HIV-1 resistance mutations in the integrase gene and changes in viral loads (VL) in plasma and cerebrospinal fluid (CSF). HIV-1 integrase sequence was successfully analysed in two plasma samples (days −8, and 405) and three CSF samples (days 224, 371 and 405). A major mutation of raltegravir resistance (Q148R) was detected in only one CSF sample (day 371) which reverted to wild-type (Q148) after cessation of RAL-containing regimen (day 405). HIV-1 integrase gene could not be amplified from the plasma sample taken at day 371. No other integrase mutations listed in mutations figures or described in user notes of the International AIDS Society-USA Drug Resistant Mutation Groups were detected. 4 Multiple drug resistance mutations in reverse transcriptase (A62V, V75I, F77L, Y115F, F116Y, Q151M, M184V and Y188L) and protease genes (L10I, K20R, E35D, M36I, M46I, H69K, V82F and I93L) were persistently detected in all successfully amplified samples
DISCUSSION
In the present case of HIV encephalopathy HIV-1 load was persistently higher in CSF than in plasma, suggesting active viral replication in the CNS, which continued under RAL-containing regimen.

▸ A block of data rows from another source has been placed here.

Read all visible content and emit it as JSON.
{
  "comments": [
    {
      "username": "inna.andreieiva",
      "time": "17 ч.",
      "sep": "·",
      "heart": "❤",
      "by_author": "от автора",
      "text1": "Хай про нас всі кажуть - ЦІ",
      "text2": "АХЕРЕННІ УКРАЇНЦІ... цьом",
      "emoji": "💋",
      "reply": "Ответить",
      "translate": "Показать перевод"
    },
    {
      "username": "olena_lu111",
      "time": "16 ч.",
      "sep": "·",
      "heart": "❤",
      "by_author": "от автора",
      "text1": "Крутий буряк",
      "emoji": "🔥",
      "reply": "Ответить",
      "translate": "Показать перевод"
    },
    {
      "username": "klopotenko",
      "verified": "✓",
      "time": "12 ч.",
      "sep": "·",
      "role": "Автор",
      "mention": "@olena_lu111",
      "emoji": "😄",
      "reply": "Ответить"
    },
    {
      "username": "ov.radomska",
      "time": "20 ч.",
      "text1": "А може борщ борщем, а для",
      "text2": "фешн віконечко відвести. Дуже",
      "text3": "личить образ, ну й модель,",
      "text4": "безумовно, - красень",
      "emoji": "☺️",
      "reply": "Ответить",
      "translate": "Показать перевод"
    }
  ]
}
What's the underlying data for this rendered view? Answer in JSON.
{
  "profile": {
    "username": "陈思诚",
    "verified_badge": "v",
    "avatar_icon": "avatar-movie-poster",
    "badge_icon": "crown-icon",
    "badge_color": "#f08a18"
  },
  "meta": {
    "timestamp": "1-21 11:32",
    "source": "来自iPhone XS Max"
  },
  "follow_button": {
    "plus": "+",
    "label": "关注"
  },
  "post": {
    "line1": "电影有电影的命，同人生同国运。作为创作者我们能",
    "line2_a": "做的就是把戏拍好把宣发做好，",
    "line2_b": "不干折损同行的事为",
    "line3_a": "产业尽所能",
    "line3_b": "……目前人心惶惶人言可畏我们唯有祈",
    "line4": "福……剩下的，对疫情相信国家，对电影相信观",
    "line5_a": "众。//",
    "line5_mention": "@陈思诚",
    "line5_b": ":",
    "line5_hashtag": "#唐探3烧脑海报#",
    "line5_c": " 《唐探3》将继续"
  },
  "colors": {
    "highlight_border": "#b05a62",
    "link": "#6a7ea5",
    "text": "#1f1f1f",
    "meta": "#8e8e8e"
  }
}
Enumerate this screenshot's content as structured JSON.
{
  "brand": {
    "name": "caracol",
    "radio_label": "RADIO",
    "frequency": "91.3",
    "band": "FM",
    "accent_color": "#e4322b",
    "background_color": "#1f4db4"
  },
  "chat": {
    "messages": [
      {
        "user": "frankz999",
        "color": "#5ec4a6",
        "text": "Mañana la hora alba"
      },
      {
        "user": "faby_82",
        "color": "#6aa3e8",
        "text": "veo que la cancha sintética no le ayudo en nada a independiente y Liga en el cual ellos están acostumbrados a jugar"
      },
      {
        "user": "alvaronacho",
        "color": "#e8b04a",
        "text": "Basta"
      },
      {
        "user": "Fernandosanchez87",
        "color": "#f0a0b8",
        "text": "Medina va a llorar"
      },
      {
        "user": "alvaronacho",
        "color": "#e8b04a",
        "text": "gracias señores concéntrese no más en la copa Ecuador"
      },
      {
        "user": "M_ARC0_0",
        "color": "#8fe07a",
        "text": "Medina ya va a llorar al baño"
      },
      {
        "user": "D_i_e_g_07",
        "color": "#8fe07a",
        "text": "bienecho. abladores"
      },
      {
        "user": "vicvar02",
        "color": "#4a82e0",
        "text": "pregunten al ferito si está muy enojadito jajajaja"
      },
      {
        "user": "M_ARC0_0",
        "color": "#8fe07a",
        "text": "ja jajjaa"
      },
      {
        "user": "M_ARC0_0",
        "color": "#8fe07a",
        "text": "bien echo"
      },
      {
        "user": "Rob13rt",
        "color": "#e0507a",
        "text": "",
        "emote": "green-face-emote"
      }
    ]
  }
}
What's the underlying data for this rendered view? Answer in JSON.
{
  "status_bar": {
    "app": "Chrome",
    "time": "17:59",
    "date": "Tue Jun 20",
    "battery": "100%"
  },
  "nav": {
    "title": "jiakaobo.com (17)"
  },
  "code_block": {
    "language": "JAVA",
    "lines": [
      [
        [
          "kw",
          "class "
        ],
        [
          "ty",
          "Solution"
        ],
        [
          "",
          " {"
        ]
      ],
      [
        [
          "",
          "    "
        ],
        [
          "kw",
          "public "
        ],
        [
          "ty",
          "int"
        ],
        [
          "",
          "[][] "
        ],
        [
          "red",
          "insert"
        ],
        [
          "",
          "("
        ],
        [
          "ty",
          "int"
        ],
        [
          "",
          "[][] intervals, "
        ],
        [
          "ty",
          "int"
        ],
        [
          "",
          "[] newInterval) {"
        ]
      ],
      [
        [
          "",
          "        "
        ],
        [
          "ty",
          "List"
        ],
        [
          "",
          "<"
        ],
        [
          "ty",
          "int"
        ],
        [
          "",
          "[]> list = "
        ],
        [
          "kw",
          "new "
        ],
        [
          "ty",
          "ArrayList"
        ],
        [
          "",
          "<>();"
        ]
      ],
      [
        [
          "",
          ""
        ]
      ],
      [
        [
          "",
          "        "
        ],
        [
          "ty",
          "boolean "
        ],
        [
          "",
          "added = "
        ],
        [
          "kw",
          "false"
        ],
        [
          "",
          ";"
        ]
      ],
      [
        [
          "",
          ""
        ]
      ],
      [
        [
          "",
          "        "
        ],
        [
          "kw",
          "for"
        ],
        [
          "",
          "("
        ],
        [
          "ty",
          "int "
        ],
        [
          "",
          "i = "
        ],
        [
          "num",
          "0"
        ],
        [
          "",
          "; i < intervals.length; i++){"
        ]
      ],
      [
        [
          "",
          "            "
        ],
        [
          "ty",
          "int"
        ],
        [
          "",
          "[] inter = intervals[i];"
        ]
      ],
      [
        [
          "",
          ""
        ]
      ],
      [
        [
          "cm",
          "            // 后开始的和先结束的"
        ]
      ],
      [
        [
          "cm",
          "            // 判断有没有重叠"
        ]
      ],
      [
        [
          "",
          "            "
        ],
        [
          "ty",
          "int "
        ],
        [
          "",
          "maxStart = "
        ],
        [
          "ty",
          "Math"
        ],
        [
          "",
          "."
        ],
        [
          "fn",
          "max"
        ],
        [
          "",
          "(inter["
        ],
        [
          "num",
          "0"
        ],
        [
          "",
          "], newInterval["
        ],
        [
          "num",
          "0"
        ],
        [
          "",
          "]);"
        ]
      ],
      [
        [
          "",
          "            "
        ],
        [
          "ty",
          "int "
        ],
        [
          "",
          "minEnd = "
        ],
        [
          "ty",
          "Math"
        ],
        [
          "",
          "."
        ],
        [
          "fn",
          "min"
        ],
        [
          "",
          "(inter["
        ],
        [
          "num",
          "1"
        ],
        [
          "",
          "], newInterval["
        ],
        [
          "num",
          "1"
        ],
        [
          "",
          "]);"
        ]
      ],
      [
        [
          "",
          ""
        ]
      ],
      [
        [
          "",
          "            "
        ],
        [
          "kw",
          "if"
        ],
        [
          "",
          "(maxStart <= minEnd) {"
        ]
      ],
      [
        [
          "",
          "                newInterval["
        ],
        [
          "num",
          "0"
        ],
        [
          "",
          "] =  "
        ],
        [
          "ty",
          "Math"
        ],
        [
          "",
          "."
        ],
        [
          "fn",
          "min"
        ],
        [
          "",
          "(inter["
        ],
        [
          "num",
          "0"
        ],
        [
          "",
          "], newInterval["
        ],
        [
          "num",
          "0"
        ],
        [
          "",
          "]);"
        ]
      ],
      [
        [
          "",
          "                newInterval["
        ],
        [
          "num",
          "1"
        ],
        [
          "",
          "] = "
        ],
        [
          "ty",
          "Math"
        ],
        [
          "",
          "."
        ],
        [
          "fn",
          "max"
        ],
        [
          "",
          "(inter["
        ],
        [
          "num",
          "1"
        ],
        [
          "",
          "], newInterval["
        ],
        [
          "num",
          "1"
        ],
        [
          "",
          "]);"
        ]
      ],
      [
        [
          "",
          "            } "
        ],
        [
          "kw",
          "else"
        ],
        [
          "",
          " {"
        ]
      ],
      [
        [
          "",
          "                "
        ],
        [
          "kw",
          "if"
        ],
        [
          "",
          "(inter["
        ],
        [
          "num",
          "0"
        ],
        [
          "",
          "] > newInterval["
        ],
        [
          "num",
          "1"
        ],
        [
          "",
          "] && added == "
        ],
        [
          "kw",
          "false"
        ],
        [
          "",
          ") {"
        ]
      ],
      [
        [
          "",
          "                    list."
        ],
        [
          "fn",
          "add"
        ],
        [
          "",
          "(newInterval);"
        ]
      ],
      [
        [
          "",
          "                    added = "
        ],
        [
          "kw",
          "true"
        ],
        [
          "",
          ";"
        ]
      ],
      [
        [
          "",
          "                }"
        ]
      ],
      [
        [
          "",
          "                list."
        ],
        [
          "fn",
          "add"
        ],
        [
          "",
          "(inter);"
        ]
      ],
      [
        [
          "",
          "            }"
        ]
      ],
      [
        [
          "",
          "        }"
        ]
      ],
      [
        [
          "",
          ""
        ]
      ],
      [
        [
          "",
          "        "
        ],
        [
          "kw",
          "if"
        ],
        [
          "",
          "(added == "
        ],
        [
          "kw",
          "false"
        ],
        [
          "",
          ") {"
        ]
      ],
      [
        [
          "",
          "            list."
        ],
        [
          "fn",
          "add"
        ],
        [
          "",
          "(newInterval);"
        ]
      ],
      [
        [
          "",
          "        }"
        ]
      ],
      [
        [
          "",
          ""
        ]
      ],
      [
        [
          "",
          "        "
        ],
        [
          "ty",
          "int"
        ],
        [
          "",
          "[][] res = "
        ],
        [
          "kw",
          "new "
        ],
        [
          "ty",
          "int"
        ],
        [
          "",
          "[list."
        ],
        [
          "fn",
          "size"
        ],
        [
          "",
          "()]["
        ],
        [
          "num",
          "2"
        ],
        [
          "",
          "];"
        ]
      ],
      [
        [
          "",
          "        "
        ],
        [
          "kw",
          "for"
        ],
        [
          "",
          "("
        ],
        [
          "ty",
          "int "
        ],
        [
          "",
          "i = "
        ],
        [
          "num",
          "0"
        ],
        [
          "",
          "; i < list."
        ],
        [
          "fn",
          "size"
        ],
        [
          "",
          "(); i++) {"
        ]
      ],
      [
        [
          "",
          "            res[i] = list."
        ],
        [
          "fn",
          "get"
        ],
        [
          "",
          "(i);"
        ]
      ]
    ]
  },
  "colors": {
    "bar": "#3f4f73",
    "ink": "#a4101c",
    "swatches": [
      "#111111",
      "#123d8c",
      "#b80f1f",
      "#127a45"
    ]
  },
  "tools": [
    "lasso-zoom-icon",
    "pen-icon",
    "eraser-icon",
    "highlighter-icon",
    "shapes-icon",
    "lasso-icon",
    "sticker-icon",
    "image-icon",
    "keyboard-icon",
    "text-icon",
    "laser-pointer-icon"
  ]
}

RAL has a lower genetic barrier to resistance compared with protease inhibitors (PIs) to which multiple mutations are necessary for HIV-1 to attain significant resistance. 2,3 Recently, RAL was reported to penetrate well into CSF, whereas the penetration of DRV and EFV are extremely limited. 5–7 In the present case, the altered cART seemed to suppress multidrug resistant HIV-1 replication successfully in the systemic circulation and lymph nodes in the presence of effective concentrations of RAL, DRV, and EFV. However, in the CNS, active replication was suppressed only imperfectly, most likely due to lower concentrations of DRV and EFV in the CSF, which induced the emergence of HIV-1 variants resistant to RAL, the only drug fully active against the previous HIV-1 variants. This case study illustrates the potential for RAL resistance developing in the CNS when the virus is already multi-drug resistant.